5.3.3.2 Formalised Co-existence of Religious and State Law
Formalised co-existence of religious and State law is possible in a pluralist society, but State law must take precedence.
Aspects of religious law can be formally recognised in a structure of State law in a pluralist society, but they cannot be allowed to have jurisdiction over people who have not agreed to be bound by them. The State law must be taken as applying to everyone. Religious law might allow for people to give up some rights which are enjoyed by other people in that society – but it cannot give them rights, or impose penalties, that would conflict with the State law.
In February 2008, the Archbishop of Canterbury made a speech about the need for Britain to recognise a role for Islamic Shariah courts. The speech was controversial:
● People associate the Shariah with some practices that would be illegal in most Western countries.
● It could be seen as allowing, or even encouraging, the subjection of women.
As noted in the previous sub-section (5.3.3.1), though, different interpretations of Shariah are possible. And the BBC article, Religious courts already in use, noted that Jewish Beth Din courts already offer “binding civil arbitration”; they exist “alongside the English legal system”; and “[t]here’s no compulsion”. They are an example of co-existence of religious and State law.

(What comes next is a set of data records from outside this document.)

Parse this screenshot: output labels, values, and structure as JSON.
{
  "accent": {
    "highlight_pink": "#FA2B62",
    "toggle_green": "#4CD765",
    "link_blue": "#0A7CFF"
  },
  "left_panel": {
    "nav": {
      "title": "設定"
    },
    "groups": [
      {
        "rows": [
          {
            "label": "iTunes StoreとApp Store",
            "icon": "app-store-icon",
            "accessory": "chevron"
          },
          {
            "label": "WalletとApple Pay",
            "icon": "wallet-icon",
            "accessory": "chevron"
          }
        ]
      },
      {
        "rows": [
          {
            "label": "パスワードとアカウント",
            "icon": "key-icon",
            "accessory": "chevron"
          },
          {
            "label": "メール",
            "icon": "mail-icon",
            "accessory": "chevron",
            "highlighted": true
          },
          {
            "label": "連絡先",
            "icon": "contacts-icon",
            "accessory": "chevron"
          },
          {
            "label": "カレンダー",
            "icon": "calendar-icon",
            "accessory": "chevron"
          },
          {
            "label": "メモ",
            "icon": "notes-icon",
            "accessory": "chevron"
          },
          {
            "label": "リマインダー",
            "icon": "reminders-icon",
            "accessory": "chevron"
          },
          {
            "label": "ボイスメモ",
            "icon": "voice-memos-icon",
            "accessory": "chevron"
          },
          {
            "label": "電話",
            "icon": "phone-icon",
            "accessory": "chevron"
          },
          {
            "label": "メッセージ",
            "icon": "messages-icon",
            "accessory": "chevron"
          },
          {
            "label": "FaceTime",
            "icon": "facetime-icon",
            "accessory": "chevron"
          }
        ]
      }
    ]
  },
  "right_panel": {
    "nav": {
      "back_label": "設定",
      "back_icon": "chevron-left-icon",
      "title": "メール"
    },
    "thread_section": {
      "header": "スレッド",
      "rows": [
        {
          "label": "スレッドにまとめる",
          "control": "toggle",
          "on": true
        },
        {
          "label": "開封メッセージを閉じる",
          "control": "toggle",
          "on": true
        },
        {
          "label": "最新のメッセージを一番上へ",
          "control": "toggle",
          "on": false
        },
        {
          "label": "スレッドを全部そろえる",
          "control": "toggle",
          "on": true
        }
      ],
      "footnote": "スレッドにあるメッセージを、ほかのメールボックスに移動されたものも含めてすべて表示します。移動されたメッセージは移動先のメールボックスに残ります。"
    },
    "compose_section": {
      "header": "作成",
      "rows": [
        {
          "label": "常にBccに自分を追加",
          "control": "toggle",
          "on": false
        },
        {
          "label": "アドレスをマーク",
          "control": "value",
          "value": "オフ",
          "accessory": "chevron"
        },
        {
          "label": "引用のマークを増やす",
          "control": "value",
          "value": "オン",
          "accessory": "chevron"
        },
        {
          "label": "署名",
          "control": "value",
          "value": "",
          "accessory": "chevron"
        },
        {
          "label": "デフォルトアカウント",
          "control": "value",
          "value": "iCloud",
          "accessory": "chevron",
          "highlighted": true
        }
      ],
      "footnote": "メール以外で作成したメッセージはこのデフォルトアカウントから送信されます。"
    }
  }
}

There is no reason why people should not have the right to submit themselves to alternative jurisdictions that offer mediation and conflict resolution for civil matters such as divorce and contracts, as described earlier (5.2.4). In a Prospect Magazine article, Faith in the law, the director of Civitas, David G Green, suggested several safeguards:
● It would be a voluntary code, stronger than private morality but conceding precedence to State law. All criminal matters are reserved for State courts.

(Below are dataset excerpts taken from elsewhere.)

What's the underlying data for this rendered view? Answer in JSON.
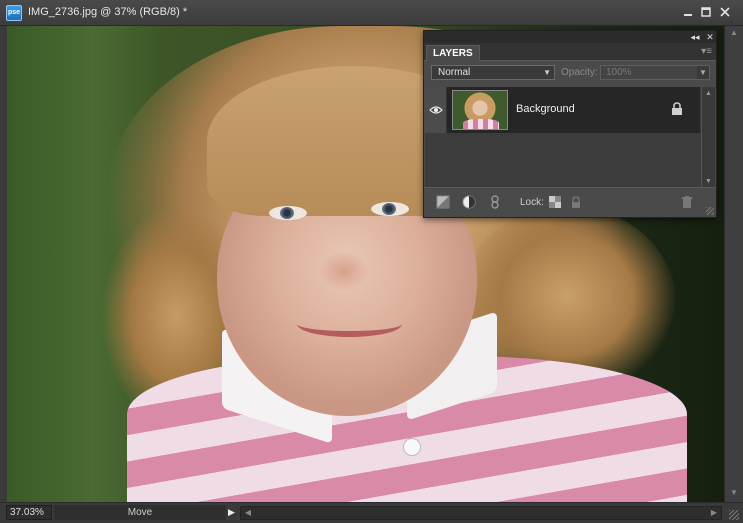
{
  "window": {
    "app_icon_text": "pse",
    "document_title": "IMG_2736.jpg @ 37% (RGB/8) *",
    "minimize_icon": "minimize-icon",
    "maximize_icon": "maximize-icon",
    "close_icon": "close-icon"
  },
  "layers_panel": {
    "collapse_icon": "double-chevron-left-icon",
    "close_icon": "close-icon",
    "tab_label": "LAYERS",
    "menu_icon": "panel-menu-icon",
    "blend_mode": "Normal",
    "opacity_label": "Opacity:",
    "opacity_value": "100%",
    "layers": [
      {
        "name": "Background",
        "visible": true,
        "locked": true
      }
    ],
    "lock_label": "Lock:"
  },
  "statusbar": {
    "zoom": "37.03%",
    "tool": "Move"
  }
}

● It is necessary to ensure that those involved are acting of their own free will. The article suggested the presence of an independent adjudicator.

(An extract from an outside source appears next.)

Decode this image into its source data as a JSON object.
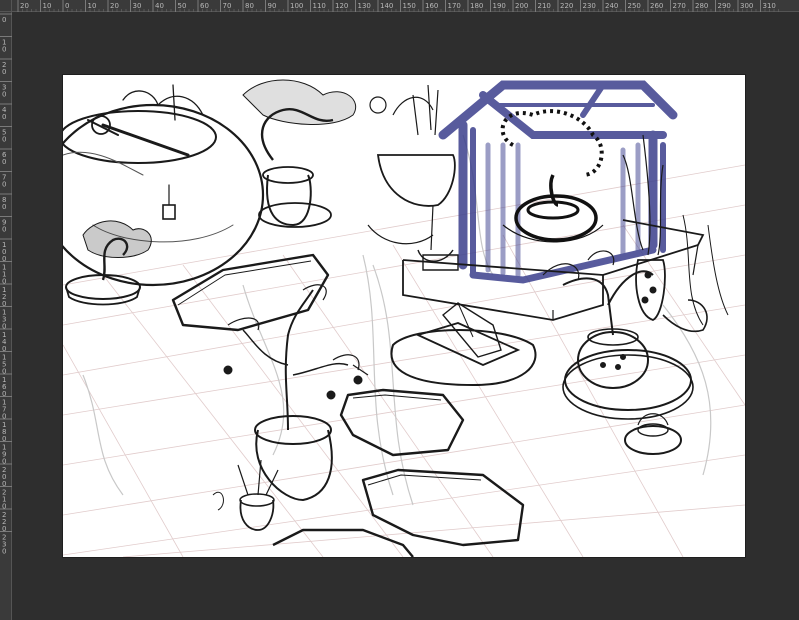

● Religions cannot bypass the State law. A religious divorce, for example, must be followed by the appropriate steps in State law.
● The State law includes human rights in most countries. A religious court cannot be allowed to withhold those rights (including the equality of men and women).
● It must be possible to appeal against a religious judgement, using the State law.
● All religions should be allowed equivalent flexibility, if people desire it.
People must be free to leave religions, which is not the case in some Islamic societies. As noted earlier (4.3.3.3), the Quran permits freedom of belief but God would punish apostasy. There is disagreement about whether humans can punish it. The supremacy of State law is an essential safeguard.
The formalised co-existence of State law and religious law gives rise to the question of which law is supreme. One possible answer is that, to those who agree to be bound by it, the religious law would feel more important – but complying with it would not create any contradictions if the religious law meets all the above criteria for pluralism.